Une petite maison isolée d’un étage. Au rez-de-chaussée un local d’électricien. Au premier, auquel on accédait par un escalier très abrupt, deux appartements se faisaient face sur le palier qui comportait également deux minuscules cabanons où l’on mettait les poubelles et aussi les toilettes communes guère plus grandes que les cabanons et sommaires.

Dans l’appartement de droite, un père, une mère et leurs trois enfants. Il y avait trois pièces, la cuisine qui ne contenait que le poêle à charbon qui permettait de chauffer l’ensemble, un évier et un petit meuble à étage. Dans la pièce attenante, les parents dormaient dans un canapé que l’on repliait le jour pour pouvoir manger sur la grande table qui trônait au milieu de la pièce. La dernière pièce contenait un lit à une place pour l’aînée des enfants et un lit pliant où dormaient ensemble les deux plus jeunes.

La pièce de la salle à manger comportait une fenêtre qui s’ouvrait sur une petite cour derrière laquelle un petit pâté de maison abritait quelques familles. M. Rambour, sa femme et leurs deux enfants se trouvaient à la droite de l’îlot.

Il existait à une rue de distance un petit bistrot, le seul dans les environs, qui s’appelait le ‘Sans Souci’. Mme Rambour le fréquentait assidûment, trop assidûment. Le verre de vin rouge n’y était pas cher et il faisait oublier les turpitudes du quotidien. L’ivresse ne permettait pas de les éviter, seulement de les faire disparaître le temps d’un instant. Sa famille, bien que n’appartenant pas aux strates qui mettent à l’abri de tout ou de presque tout, n’était cependant pas misérable.
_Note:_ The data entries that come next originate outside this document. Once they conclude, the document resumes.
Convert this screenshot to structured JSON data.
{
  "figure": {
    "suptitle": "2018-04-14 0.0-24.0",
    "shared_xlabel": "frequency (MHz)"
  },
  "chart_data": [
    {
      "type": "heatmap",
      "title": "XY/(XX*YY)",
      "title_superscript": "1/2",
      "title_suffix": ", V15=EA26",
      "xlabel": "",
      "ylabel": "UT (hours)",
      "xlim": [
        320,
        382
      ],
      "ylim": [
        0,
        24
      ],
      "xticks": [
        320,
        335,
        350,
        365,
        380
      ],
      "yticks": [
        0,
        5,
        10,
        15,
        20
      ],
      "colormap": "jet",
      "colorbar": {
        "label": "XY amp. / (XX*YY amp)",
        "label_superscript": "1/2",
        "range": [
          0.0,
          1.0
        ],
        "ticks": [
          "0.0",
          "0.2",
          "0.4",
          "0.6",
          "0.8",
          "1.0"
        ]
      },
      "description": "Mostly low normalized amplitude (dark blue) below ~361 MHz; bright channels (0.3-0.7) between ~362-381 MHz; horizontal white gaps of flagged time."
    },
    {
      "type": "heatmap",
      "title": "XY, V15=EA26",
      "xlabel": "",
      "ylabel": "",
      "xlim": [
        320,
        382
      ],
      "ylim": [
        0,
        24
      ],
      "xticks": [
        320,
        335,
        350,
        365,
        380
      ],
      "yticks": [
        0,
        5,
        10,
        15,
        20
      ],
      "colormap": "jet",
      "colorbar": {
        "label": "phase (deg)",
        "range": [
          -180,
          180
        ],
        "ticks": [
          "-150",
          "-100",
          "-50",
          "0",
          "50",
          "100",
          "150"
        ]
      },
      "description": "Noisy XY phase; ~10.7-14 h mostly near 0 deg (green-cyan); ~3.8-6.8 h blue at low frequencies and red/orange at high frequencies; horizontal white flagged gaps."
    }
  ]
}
Son mari, un grand gaillard bien bâti, travaillait sur des chantiers. Son salaire ne permettait pas de rêver mais il permettait de vivre et de faire vivre sa famille. Son emploi difficile et éreintant était stable et il ne connut jamais le drame de le perdre. Ils habitaient une petite maison peut être pas assez spacieuse mais agréable. La petite cour sur laquelle elle donnait mettait une touche de verdure dans l’endroit, ce qui était plutôt rare dans ce quartier qui se hérissait rapidement de tours et de HLM. Le bidonville de Nanterre n’était pas très loin même si on ne voyait jamais les gens qui le peuplaient. Le centre d’hébergement au bout de la rue faisait la transition entre les uns et les autres : y accéder était déjà une chance.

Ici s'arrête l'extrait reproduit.